Bringing Kadima support down is one thing but if many Kadima supporters do not move to the Likud, that leaves the political blocks more or less in place. The real right wing parties must block a return of BB even if the opposition gets to form a coalition. With BB and likud running the show there is no credible or unified effective opposition. That’s why BB can implement the left’s program with no real internal opposition.
BB has taken most of the wind out of Kadima sails by performing not contrary to Kadima’s positions.
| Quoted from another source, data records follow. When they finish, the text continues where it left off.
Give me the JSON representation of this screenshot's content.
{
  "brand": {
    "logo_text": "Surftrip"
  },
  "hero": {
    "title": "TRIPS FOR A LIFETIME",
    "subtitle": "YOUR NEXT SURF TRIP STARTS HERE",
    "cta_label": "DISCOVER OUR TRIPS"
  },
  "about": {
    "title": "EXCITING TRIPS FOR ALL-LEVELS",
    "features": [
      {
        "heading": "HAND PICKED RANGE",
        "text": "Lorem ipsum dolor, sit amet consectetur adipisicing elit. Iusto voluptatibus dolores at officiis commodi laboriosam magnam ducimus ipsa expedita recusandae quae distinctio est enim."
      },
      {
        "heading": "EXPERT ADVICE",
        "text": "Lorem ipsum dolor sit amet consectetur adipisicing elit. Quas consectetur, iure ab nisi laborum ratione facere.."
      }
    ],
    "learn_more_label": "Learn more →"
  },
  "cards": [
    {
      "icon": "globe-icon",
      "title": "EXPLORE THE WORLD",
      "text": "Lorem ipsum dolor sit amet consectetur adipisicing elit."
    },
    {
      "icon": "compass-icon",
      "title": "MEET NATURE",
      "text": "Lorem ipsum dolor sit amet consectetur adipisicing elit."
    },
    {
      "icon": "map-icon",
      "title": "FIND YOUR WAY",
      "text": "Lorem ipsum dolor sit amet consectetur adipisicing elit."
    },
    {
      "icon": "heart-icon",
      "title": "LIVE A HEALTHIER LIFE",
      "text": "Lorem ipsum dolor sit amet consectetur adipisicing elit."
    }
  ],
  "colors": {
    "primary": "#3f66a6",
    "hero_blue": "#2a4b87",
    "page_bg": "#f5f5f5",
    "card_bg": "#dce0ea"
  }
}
Livni’s problem, is that her party, “Kadima”, doesn’t stand for anything. The only reason Kadima has done as well as it has in the past, is that a significant percentage of the Israeli electorate also has stood for nothing. Adam Smith and Niccolò Machiavelli are not attractive gods to hold up for the people to follow, but, outside of the person of the living god Ariel Sharon, Kadima offered none other. Labor could tout Marx and Darwin who, while upholding the vanity of a self-made humanity, offered a hope of social justice, in Marx’s case, or, in the case of Darwin, “improvement” brought about by easy, effortless mutation. Likud, on the other hand, stood for the nobility of an ancient Jewish people, rooted in the land, and personified by the gods David and Moses. The minor parties also have their own minor deities. The only virtues Kadima has stood for have been capitalism (reflecting their Likud roots, and making them different from Labor) and brute force (represented by Ariel Sharon). Any connection the opportunistic politicians who joined Kadima may once have had, with the ancient and honorable Land of Israel, was severed at Gush Katif and repeated at Amona. Livni is not a “strong man” like Sharon, or even Olmert; and her capitalism is outclassed by that of Netanyahu. The true heart of Kadima lies in a hospital bed, struggling to recover from a stroke.
Yakimovich? I never even heard her name before last summer. In a party having, up until now, more chiefs than Indians, all of them considering themselves the indispensible saviors of Israel, the new blood has a unifying effect. Karl Marx with lipstick.
Israeli politics… yech! American politics is much simpler: We’re given two candidates, sometimes from the same Yale fraternity, and given the choice of Tweedle Dee or Tweedle Dum. If we find we’ve chosen unwisely, we get to alter Congress every two years as a countermeasure. The we have the chance to vote for Tweedle Dum or Tweedle Dum Jr., or Mrs. Tweedle Dum, as the case may be. It gets the job done, of providing an occupant for the White House and, hanging chads permitting, we then get on with life. I guess which is better, depends on what you’re used to.